His sense of internet marketing is keen and one that I listen to and trust even if having him in my social graph at Hotpot skews the results to pizza.
I’ve been enjoying the previous articles in this series. I don’t agree with all the opinions on what was most important in 2010, but that’s surely part of the fun. I do agree that 2010 was a big year for the local industry. Marissa Mayer, one of the most important people at Google, was “promoted” to a position overseeing local and mobile. Google launched Places Search, a whole new take on local search results. Bing made some very cool upgrades to its maps product. Facebook took a real step into the local space with Facebook Places. And so much more. 2010 was a BIG year for local/mobile.
But for all the progress, I’m still struck by how undeveloped the space is as a whole. So, at the risk of having you call me “Debbie Downer” (that’s a Saturday Night Live reference, Professor), I’d like to list 10 things that are still missing, broken, or unsolved in local at the end of 2010.
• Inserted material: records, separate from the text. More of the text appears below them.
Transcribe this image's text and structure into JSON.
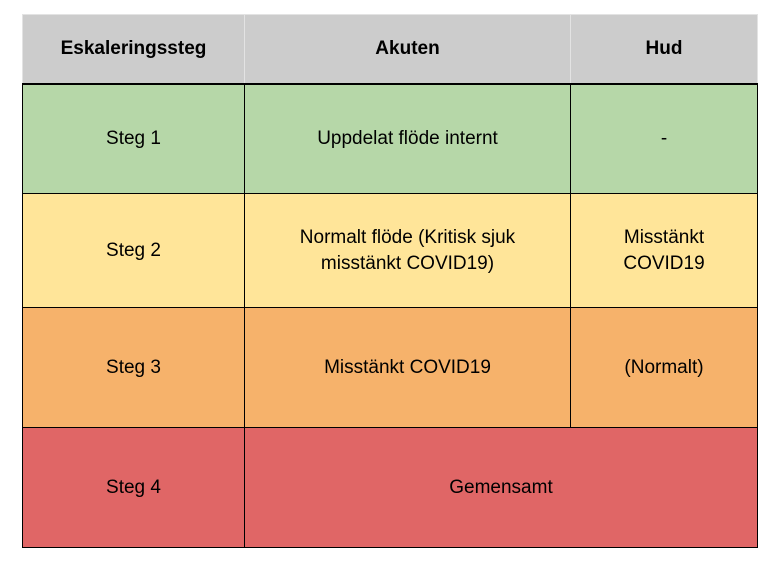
{
  "table": {
    "headers": [
      "Eskaleringssteg",
      "Akuten",
      "Hud"
    ],
    "rows": [
      {
        "steg": "Steg 1",
        "akuten": "Uppdelat flöde internt",
        "hud": "-",
        "color": "#b6d7a8"
      },
      {
        "steg": "Steg 2",
        "akuten": "Normalt flöde (Kritisk sjuk misstänkt COVID19)",
        "hud": "Misstänkt COVID19",
        "color": "#ffe599"
      },
      {
        "steg": "Steg 3",
        "akuten": "Misstänkt COVID19",
        "hud": "(Normalt)",
        "color": "#f6b26b"
      },
      {
        "steg": "Steg 4",
        "merged": "Gemensamt",
        "color": "#e06666"
      }
    ],
    "header_color": "#cccccc"
  }
}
1- Google Places is still filled with bugs, from merged listings to problems with reviews and so much more. I have a gut feeling that spam is somewhat better than it’s been, but there are so many more problems for such an important piece of the local puzzle.
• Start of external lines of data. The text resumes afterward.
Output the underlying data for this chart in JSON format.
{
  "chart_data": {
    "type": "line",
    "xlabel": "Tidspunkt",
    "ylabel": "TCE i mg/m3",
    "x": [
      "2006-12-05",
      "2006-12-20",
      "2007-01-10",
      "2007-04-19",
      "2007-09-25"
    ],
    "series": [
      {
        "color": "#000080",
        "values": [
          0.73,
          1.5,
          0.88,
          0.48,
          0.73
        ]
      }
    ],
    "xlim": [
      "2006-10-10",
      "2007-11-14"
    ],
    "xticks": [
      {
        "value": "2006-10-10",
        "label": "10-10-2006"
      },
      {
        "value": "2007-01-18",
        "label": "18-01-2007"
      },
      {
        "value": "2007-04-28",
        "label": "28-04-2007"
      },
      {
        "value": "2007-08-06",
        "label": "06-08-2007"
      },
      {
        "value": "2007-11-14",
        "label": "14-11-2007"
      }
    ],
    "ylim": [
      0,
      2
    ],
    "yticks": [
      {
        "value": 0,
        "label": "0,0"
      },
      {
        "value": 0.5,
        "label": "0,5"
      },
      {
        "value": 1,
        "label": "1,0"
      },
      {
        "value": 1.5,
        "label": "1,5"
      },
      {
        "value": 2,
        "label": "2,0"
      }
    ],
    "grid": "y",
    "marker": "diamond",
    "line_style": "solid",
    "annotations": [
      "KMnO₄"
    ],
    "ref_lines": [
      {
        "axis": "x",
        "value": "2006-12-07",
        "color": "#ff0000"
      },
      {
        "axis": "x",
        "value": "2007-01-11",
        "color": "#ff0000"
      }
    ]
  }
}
2- It’s still borderline impossible for the average person to track local/”pack” traffic in Google Analytics. There have been several articles that teach semi-complicated methods for doing this, but those articles shouldn’t be needed.
3- On a related note, the Google Places business dashboard remains mostly useless. The data is several days old and the stripped-down referral keyword list remains often frustrating. It would be better for Places to integrate directly into Google Analytics.
4- Bing still doesn’t offer any stats in its Local Listing Center. Nor does Yahoo.
5- Google still appears to be much more interested in acquiring small businesses (as Google users) than they are in actually supporting the ones already in the fold.
6- We still can’t manage multiple Places listings (for different clients) from a single interface. (Bing and Yahoo also don’t offer this functionality.)
7- There’s still no effective SEO/visibility solution for businesses without a location or for businesses that need to hide their location. Google’s product for those businesses seems to do more harm than good, and Bing doesn’t even have a product for them.
8- Neither Google, Bing, nor Yahoo allow a local business to integrate their Facebook and/or Twitter content into local business listings. I think Citysearch is the only local provider that has this functionality. Why?
9- There’s still no real solution to the call-tracking dilemma. SMBs want/need to track calls, but multiple phone numbers wreaks havoc on the trust of your primary business listing.
10- Neither Google, Bing, nor Yahoo provide any review management tools inside the business listing dashboards.
I’ll stop there with a “thanks” to Mike for letting me contribute to this series, and a “thanks” to you for reading. Hopefully we’ll see some or all of these things improve in 2011.